We stayed up late, so late, talking and laughing. We laughed and laughed.

I mean, not every minute. One day I actually cried. Yoga pulled the anxiety out of my depths, up to the surface. Tracy said she looked over at me in class and was sure I was going to cry.

It was like a Dementor had flown by. I felt empty and joyless and utterly devastated.

I assumed it was because it was hour three and I was starving. But as it turns out, intense yoga will extract emotional pain.

After class I sobbed, while one of my friends, who is a therapist, hugged me. She said to just let it go. I cried until I was exhausted. And then I was lighter.

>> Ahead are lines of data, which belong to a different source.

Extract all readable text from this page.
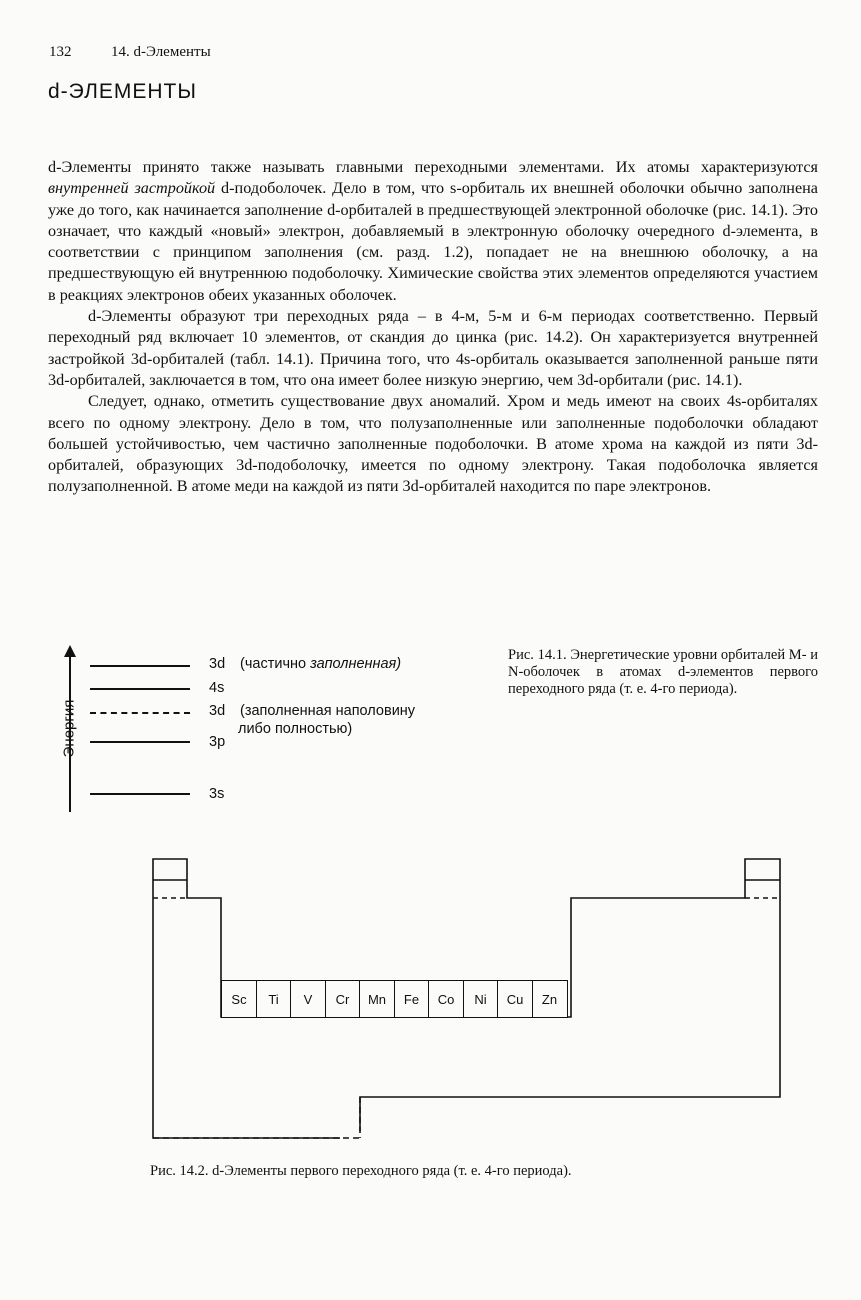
132	14. d-Элементы
d-ЭЛЕМЕНТЫ

d-Элементы принято также называть главными переходными элементами. Их атомы характеризуются внутренней застройкой d-подоболочек. Дело в том, что s-орбиталь их внешней оболочки обычно заполнена уже до того, как начинается заполнение d-орбиталей в предшествующей электронной оболочке (рис. 14.1). Это означает, что каждый «новый» электрон, добавляемый в электронную оболочку очередного d-элемента, в соответствии с принципом заполнения (см. разд. 1.2), попадает не на внешнюю оболочку, а на предшествующую ей внутреннюю подоболочку. Химические свойства этих элементов определяются участием в реакциях электронов обеих указанных оболочек.

d-Элементы образуют три переходных ряда – в 4-м, 5-м и 6-м периодах соответственно. Первый переходный ряд включает 10 элементов, от скандия до цинка (рис. 14.2). Он характеризуется внутренней застройкой 3d-орбиталей (табл. 14.1). Причина того, что 4s-орбиталь оказывается заполненной раньше пяти 3d-орбиталей, заключается в том, что она имеет более низкую энергию, чем 3d-орбитали (рис. 14.1).

Следует, однако, отметить существование двух аномалий. Хром и медь имеют на своих 4s-орбиталях всего по одному электрону. Дело в том, что полузаполненные или заполненные подоболочки обладают большей устойчивостью, чем частично заполненные подоболочки. В атоме хрома на каждой из пяти 3d-орбиталей, образующих 3d-подоболочку, имеется по одному электрону. Такая подоболочка является полузаполненной. В атоме меди на каждой из пяти 3d-орбиталей находится по паре электронов.

Энергия
3d (частично заполненная)
4s
3d (заполненная наполовину
либо полностью)
3p
3s
Рис. 14.1. Энергетические уровни орбиталей M- и N-оболочек в атомах d-элементов первого переходного ряда (т. е. 4-го периода).
Sc	Ti	V	Cr	Mn	Fe	Co	Ni	Cu	Zn
Рис. 14.2. d-Элементы первого переходного ряда (т. е. 4-го периода).
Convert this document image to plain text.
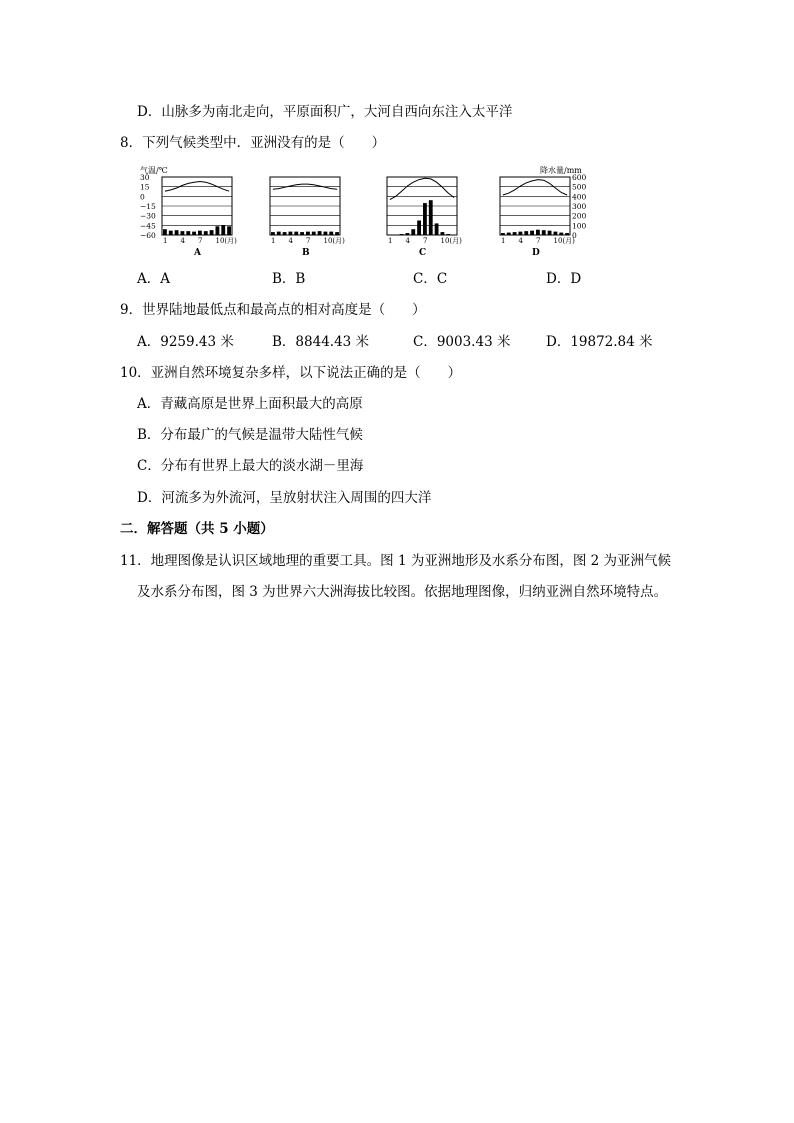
D．山脉多为南北走向，平原面积广，大河自西向东注入太平洋
8．下列气候类型中．亚洲没有的是（　　）
气温/℃	降水量/mm
30
15
0
−15
−30
−45
−60
600
500
400
300
200
100
0
1 4 7 10(月)
A
1 4 7 10(月)
B
1 4 7 10(月)
C
1 4 7 10(月)
D
A．A	B．B	C．C	D．D
9．世界陆地最低点和最高点的相对高度是（　　）
A．9259.43 米	B．8844.43 米	C．9003.43 米	D．19872.84 米
10．亚洲自然环境复杂多样，以下说法正确的是（　　）
A．青藏高原是世界上面积最大的高原
B．分布最广的气候是温带大陆性气候
C．分布有世界上最大的淡水湖－里海
D．河流多为外流河，呈放射状注入周围的四大洋
二．解答题（共 5 小题）
11．地理图像是认识区域地理的重要工具。图 1 为亚洲地形及水系分布图，图 2 为亚洲气候
及水系分布图，图 3 为世界六大洲海拔比较图。依据地理图像，归纳亚洲自然环境特点。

But overwhelmingly in this week, what I experienced was tremendous joy.

The laughter and joy stood out to those who saw us together. Several people we met remarked on it.

We just had all this great energy swirling around us like stardust.

One morning after yoga we took a field trip to a store called Booze 'N Bait. 

We entered as tourists, not even pretending not to be astounded by the volume of weaponry and taxidermy. We posed. We took photos of everything. We bought liquor and logo hats and glasses. 

We giggled.

I was checking out last, and the rest of our group had gone ahead outside. 

A man in the store said to the woman at the register, "That sure was a jolly bunch."

I will be honest; I wasn't looking for friends when I walked into yoga. I mean, I'm friendly. I wasn't looking for adversaries or anything.

I was mainly just looking for a workout.

Which sounds so trite, considering.

Now, on our retreat we did some very hard things. We each worked up to poses we hadn't thought possible. We supported--both emotionally and physically--each other into headstands, handstands, etc. Some of these are scary, at least for me.

Honestly, I felt quite proud.

But what stands out in my mind from our trip is not the physical accomplishment. It is the connection and friendship.

There have been times in my life when I've had to search deep to find something to be grateful for. And then there are times like this, where my gratitude spills over.

Sometimes we luck into what we need the most.

(And sometimes, let's be frank, we fart alone in a hot room. Or anyway, I do. But better than on a plane, I can tell you that for sure.)